May to pursue trade deals around the world during Brexit transition
The UK will look to pursue trade deals with countries around the world despite potentially being bound by European Union rules for around two years after Brexit, Theresa May is to tell MPs.
Delivering an update to the Commons on the recent Brussels summit, the Prime Minister will say that even though the UK is leaving the single market and customs union in March 2019 she wants "access to one another's markets" to continue "as now" during an implementation period.
According to the EU, during the transition period the UK would have to comply with the bloc's trade policy - preventing it from agreeing its own deals with other countries.
However, May will say the UK wants to sign agreements which would come into force after the "strictly time-limited" period has ended.
"We will prepare for our future independent trade policy by negotiating - and where possible signing - trade deals with third countries, which could come into force after the conclusion of the implementation period," she will say.
May and her senior ministers will also begin the process of thrashing out the Government's plans for a post-Brexit UK-EU trade deal as Brussels indicated she may not get the "special partnership" she wants.
The Prime Minister will say there is a "shared desire" between the UK and EU for "rapid progress on an implementation period" before any UK-EU deal comes fully into effect.
The EU's negotiating position makes clear that the bloc expects the UK to observe all of its rules - including on freedom of movement - and accept the jurisdiction of the European Court of Justice (ECJ) during this time.
May will say that "we would not be in the single market or the customs union, as we will have left the European Union" but "we would propose that our access to one another's markets would continue as now".
Yet free movement rules are unlikely to continue in exactly the same way. May will say that "during this period we intend to register new arrivals from the EU as preparation for our future immigration system".
Eurosceptics on the Tory benches have already warned against accepting an implementation period which would leave the UK bound by EU laws without a say over how they are made.
A Brexit Cabinet committee meeting on Monday will potentially see a clash between ministers who favour the closest possible ties with the EU in future - requiring ongoing alignment with Brussels' regulations - and those who seek a looser arrangement giving the UK more flexibility to strike favourable deals around the world.

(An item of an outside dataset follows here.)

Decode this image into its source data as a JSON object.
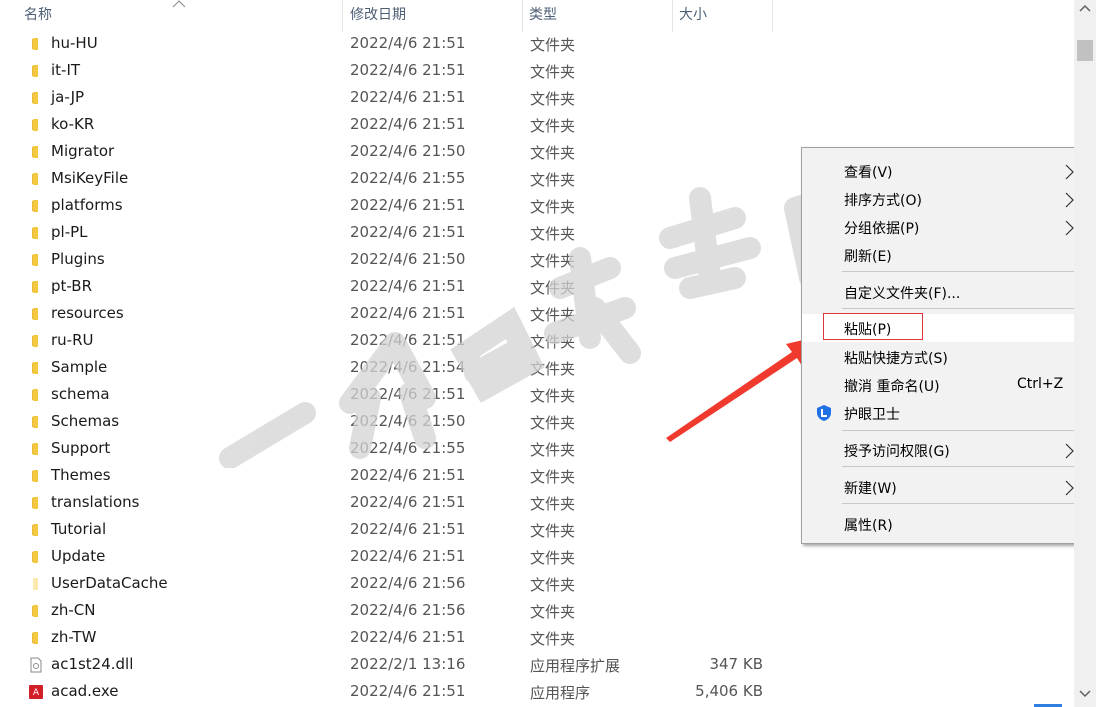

Foreign Secretary Boris Johnson told the Sunday Times: "What we need to do is something new and ambitious, which allows zero tariffs and frictionless trade but still gives us that important freedom to decide our own regulatory framework, our own laws and do things in a distinctive way in the future."
He said that if Britain were forced to mirror EU laws after Brexit "we would have gone from a member state to a vassal state".
May has rejected pre-existing models for a future UK-EU relationship such as Norway-style membership of the European Economic Area (EEA) or a Canadian-style free trade deal on goods.
Brexit Secretary David Davis described his vision of the deal as "Canada, plus, plus, plus" - taking in not only trade but services and cooperation in other areas.
But the EU's chief Brexit negotiator Michel Barnier told Prospect magazine: "They have to realise there won't be any cherry picking. We won't mix up the various scenarios to create a specific one and accommodate their wishes, mixing, for instance, the advantages of the Norwegian model, member of the single market, with the simple requirements of the Canadian one.
"No way. They have to face the consequences of their own decision."